Prepare a personal property list. Almost every will we prepare includes a provision that allows you to designate individual items of personal property (like family heirlooms, antique furniture, favorite paintings, etc.) that should be left to specific individuals. We encourage you to complete that list, even if it remains a work in progress. It need not list every item in your house, but time and again we have seen the outright joy on the faces of friends and family members (and particularly, we might note, on the faces of grandchildren) who received an individual item from such a list. It can convey a special message to your loved ones.

Some years ago we handled the estate of a woman whose personal property list ran to more than fifty pages. She felt strongly about each item on the list; you probably do not have that many specific bequests you wish to make. If your list is only three items long, that is fine. And once again, we urge you to show it to your family; your son may surprise you by telling you that he doesn’t actually have any interest in grandma’s antique cedar chest, and you should know that now so that you can leave it to your granddaughter instead.

Prepare a list of assets and directions. It really helps if you have left a roadmap for the person who handles your estate. You know perfectly well where the life insurance policy you bought in 1955 is located, and how often the statement from that little bank in Ohio arrives. Your daughter does not, and if she is handling your estate she will spend countless hours looking for those kinds of information. You can make her job much easier if you give her some clues and direction. She also will need to make decisions about your funeral, your obituary and even what (if any) music will be played. If you have told her what you want, her job will be so much less stressful, and the other family members can hardly criticize her for following your directions.

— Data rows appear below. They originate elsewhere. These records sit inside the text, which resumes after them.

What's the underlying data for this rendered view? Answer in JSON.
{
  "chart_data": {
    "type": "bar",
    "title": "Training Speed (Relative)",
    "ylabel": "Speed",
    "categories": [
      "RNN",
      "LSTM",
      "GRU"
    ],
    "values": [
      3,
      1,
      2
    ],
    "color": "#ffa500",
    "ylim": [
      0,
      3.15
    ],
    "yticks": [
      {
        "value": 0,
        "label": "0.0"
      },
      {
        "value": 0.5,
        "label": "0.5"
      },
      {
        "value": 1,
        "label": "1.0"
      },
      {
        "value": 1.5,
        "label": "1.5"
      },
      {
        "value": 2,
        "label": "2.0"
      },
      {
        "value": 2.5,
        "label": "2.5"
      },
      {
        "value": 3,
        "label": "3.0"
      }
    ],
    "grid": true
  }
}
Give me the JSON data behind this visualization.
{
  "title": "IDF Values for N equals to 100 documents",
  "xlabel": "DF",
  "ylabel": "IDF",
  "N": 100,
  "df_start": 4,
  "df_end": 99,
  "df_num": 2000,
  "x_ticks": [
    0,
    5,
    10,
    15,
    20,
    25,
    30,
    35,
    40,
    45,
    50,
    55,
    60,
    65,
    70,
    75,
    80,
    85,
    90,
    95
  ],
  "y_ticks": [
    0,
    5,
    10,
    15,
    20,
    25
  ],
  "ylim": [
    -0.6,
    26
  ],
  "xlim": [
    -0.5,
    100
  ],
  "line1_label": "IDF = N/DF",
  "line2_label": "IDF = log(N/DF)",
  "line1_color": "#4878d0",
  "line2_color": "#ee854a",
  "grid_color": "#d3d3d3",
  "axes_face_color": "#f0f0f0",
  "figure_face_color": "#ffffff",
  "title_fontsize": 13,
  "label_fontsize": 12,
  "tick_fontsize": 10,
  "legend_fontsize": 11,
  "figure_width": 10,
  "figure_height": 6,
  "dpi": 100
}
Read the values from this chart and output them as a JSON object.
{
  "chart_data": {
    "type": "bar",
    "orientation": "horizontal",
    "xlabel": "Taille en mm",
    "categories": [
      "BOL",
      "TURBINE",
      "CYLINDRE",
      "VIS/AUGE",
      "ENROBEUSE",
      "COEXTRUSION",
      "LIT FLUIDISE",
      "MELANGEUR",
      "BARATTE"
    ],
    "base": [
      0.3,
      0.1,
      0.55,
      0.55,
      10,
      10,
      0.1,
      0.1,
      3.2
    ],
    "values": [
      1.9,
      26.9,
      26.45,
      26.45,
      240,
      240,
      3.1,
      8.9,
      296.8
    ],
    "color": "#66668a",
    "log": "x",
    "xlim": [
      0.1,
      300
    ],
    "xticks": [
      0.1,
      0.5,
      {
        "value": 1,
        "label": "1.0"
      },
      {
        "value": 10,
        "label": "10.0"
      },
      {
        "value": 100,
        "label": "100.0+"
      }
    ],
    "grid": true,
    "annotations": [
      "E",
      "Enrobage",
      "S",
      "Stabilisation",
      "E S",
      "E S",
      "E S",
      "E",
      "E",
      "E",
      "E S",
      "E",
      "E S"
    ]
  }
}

When you signed your estate planning documents, we gave you a form called “What My Family Should Know.” It is not the only way to gather this information, but it can be a useful starting point. If you can not locate the form, do not hesitate to contact us for a new copy; even if you have partly completed it and just want to start over or make a few changes, we will be happy to give you another blank copy. Just ask.

Incidentally, we would really like it if your online login and password information was available somewhere. Whoever handles your estate (whether after your death or after you have become incapacitated) will be able to check (and close) your e-mail account, get up-to-date information from your online bank and brokerage services, and complete many steps that take much longer if they must be done solely by mail. There is a balance to be struck, of course; you need to keep that information confidential while you are still alive and capable, but available to the one person who needs it when you are not able to pass it along in person. Let us know if you need help with this project; we might have some ideas about how to manage the competing interests.

Feel free to update our information. Many of our clients send us periodic updates of their assets, titles and information. We do not charge to glance at those forms as they arrive, and that means there is at least one other place your family might look for roughly current information. We will simply hold the information in your file, to be updated again when we next hear from you.

We hope you enjoy perfect health, and that your estate plan turns out not to have been needed. This is one instance in which it is good if it turns out you didn’t need to expend the funds. But please help us so that if something should happen, we can make your estate plan work the way you intended. And we’re looking forward to seeing you in five years (or sooner) to update.